The Axis of Eggheads

The Axis of Eggheads had determined it was time for them to strike.
The Axis had become well aware of their own fragility. It was the yoke, I mean the yolk, no sorry, I did mean the yoke that bound them to this world. So, hey, being human and having limitations is something most of learn to acknowledge. Or, instead, you could try to destroy the world. Show that world, hey, don’t fuck with me!
This was why, until recently, the Axis had been behind bars, leaving only their fans to talk about them on the Dark Web.
Oh, Darkwing Duck, come and save us from this mess! Don’t let us down. Because ducks and down. Little girls pray to you. Ryan Gosling prays to you. Darkwing, if only you were my nesting partner.
How dare you ask about the Axiom! The whole purpose of the Axiom is that it is above the horizon of questioning. Like the Noble Gases. Like Yo Yo Ma.
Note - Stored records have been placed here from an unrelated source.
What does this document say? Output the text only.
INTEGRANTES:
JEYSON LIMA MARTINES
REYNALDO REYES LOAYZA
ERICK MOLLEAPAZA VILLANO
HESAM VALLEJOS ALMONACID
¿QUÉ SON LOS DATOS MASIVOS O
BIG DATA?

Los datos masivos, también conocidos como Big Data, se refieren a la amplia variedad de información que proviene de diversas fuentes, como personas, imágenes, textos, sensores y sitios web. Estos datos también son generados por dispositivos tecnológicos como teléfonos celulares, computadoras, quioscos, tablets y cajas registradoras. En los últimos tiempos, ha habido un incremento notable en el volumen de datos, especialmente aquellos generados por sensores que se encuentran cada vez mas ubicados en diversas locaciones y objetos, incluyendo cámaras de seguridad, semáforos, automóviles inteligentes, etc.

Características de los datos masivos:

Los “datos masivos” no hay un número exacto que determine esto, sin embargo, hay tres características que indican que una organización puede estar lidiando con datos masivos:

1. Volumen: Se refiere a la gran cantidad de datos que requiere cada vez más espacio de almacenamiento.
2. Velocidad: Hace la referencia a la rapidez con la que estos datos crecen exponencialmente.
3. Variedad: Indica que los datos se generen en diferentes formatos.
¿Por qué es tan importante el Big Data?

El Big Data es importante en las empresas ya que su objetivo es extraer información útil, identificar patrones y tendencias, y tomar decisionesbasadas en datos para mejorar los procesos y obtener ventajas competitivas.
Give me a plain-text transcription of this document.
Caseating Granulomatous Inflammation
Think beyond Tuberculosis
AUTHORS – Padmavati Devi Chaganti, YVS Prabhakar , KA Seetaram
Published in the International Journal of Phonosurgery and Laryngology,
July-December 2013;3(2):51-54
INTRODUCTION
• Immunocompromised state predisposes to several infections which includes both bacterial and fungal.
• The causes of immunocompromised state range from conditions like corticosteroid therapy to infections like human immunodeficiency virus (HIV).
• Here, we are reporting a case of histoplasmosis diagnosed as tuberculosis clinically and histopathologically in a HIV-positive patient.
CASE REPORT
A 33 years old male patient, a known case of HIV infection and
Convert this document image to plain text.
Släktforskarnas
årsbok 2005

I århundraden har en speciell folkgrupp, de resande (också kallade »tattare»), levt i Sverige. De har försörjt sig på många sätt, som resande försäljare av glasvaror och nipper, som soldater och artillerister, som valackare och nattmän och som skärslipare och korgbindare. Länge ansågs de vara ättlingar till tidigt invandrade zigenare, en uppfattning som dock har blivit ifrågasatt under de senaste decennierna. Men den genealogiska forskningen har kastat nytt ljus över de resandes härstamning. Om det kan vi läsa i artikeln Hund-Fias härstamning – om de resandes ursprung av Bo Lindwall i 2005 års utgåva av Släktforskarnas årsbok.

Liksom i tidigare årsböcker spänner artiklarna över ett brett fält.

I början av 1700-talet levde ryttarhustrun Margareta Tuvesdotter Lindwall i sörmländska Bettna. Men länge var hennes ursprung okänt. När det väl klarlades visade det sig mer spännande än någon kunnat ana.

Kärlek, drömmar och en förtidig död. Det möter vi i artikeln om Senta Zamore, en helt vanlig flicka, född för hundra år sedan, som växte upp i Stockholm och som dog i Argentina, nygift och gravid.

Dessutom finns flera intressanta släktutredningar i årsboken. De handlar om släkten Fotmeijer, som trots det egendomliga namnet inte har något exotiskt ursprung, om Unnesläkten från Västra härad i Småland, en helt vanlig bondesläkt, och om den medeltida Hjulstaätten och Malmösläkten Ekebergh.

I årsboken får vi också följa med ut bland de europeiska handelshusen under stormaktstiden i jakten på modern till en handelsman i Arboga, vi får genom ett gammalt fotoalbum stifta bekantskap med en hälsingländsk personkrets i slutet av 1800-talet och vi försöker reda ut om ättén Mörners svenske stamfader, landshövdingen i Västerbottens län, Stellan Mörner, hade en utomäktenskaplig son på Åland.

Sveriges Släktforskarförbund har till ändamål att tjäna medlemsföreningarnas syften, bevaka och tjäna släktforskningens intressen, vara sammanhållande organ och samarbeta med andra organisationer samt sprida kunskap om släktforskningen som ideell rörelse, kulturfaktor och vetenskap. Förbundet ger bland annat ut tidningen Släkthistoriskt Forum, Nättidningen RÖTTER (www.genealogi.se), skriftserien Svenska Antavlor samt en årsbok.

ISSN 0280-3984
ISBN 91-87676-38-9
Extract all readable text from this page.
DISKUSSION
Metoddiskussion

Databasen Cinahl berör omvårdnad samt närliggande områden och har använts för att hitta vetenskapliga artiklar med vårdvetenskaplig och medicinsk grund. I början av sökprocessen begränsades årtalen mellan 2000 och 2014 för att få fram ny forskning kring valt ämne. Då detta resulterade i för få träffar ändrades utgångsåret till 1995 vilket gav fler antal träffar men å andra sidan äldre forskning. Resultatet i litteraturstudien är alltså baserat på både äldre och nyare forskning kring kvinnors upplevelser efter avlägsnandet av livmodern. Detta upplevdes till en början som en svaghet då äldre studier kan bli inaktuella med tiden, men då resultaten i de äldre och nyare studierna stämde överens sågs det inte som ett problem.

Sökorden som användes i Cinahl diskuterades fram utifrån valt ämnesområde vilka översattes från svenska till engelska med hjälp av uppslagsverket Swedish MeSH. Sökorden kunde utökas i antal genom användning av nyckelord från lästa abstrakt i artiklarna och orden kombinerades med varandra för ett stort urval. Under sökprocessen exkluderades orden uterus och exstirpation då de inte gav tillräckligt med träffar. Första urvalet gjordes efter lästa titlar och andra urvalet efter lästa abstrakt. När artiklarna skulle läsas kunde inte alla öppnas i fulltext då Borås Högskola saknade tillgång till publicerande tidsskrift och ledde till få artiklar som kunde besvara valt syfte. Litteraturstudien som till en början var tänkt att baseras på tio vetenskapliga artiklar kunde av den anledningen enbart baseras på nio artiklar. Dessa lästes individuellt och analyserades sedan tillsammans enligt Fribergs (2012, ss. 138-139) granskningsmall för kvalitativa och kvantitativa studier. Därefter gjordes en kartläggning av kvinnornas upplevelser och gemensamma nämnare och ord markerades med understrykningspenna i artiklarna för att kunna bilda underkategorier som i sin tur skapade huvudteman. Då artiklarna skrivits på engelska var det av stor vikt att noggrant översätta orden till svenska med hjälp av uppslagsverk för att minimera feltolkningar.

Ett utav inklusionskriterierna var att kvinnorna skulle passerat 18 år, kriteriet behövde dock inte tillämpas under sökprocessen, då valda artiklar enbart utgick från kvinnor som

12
Like Yo Mama. Like Maury Povich. Like Shostakovich.
Anyway, instead of “Release the Kraken!” someone heard “Release the Crackheads!”
Thus were the Axis of Eggheads at liberty. What a terrible idea, unless you believe in the rapture or something.
Should we give them the benefit of the doubt? If so, while we wait for the apocalypse, what should we do with the last night of our one, precious, beautiful life? Should I give you all the pleasure I know that you know that you wanted me to all this time? Or does stress give you the vaginismus? Of course, you’re not wrong. But, no matter what, let’s go out with openness and transparency. If we were made with ax wounds, let’s open up those wounds tonight.